Phishing is the most popular method used by hackers to obtain this personal information, with this brand of scam up 44 per cent from last year.

The malicious actors will often pretend to be from government departments and businesses such as the Australian Taxation Office or Telstra to gain access to bank account details and other personal information.

“Scam victims who have lost personal information are vulnerable to further scams, fraud or identity theft,” Rickard said. “If you do have your identity stolen, it can take years to recover and people can end up losing more than money. Not only time in trying to undo the damage done financially, but it can also impact greatly on your mental health.

“Never give your personal or financial information to anyone you don’t know or trust via email, text, social media or over the phone.”

Australians have also reported having lost more than $22 million to scammers who stole this personal information, with those aged 25 to 34 the most impacted.

Nearly half of this came from Victorians, with $10 million scammed from people in the state just this year, more than the total amount in 2019 of $8.2 million.

Victorian Minister for Consumer Affairs Melissa Horne urged everyone to be more mindful online, to stop and think when they’re about to hand over personal details, not open unexpected attachments and find and verify information before giving out details.

“It’s appalling that anyone would use this situation to take advantage of someone, but we all need to do our part to protect our safety online,” Horne said.

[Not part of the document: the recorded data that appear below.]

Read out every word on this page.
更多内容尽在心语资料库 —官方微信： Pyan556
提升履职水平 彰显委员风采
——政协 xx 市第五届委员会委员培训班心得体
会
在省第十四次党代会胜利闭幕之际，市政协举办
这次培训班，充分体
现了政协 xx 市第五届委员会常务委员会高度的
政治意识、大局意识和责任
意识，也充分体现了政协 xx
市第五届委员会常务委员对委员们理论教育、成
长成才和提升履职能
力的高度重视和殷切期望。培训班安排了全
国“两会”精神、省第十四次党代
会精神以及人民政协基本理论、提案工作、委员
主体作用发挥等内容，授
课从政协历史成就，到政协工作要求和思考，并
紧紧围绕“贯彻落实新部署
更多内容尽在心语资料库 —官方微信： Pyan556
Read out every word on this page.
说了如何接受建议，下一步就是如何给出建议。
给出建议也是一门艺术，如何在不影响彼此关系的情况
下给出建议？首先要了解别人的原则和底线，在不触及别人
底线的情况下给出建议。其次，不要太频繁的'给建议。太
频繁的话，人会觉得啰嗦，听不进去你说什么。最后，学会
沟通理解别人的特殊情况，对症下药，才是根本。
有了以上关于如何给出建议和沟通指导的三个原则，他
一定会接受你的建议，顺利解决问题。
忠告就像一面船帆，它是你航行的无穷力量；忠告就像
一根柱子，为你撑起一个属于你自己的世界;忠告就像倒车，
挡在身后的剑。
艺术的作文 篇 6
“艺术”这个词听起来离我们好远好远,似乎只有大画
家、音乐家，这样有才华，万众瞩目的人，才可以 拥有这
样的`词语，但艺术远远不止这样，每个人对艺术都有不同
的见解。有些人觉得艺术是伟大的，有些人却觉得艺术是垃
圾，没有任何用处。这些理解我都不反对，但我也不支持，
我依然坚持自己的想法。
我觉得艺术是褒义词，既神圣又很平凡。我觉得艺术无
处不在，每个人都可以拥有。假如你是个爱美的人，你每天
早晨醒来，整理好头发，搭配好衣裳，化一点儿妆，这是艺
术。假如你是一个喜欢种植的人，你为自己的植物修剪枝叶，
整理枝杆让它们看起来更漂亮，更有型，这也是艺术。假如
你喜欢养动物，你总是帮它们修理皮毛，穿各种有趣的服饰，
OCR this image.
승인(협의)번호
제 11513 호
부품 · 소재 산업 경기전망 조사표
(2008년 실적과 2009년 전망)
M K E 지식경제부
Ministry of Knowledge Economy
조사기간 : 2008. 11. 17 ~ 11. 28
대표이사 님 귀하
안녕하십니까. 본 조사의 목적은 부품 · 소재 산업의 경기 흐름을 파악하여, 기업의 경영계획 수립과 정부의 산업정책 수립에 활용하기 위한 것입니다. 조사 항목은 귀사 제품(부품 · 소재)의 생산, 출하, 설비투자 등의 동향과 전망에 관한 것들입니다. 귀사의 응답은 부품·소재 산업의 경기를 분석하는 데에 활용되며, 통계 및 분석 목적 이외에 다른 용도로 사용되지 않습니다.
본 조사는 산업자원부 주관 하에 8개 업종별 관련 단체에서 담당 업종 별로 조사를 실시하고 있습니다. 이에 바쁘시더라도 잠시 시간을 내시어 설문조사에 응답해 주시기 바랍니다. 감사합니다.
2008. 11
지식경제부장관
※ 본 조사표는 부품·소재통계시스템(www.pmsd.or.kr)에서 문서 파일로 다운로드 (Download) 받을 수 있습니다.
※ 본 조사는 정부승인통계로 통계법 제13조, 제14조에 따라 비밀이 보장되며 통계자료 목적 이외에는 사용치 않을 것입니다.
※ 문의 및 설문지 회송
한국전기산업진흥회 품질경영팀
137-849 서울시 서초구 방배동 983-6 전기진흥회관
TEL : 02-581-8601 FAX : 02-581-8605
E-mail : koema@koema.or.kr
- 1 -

“Our growing use of technology gives scammers more opportunities to trick you into giving away your personal information or financial information – people need to be careful and report any suspected scams to police.

“Identity theft is serious and can have long-term financial and emotional consequences….[and] it’s so important to be vigilant and know the warning signs.”

Towards the start of the COVID-19 pandemic, Australian government agencies warned of a “significant increase” in virus-themed scams, with the Australian Cyber Security Centre reporting in April that two Australians per day had reported losing money or personal information due to a COVID-19 themed scam or online fraud.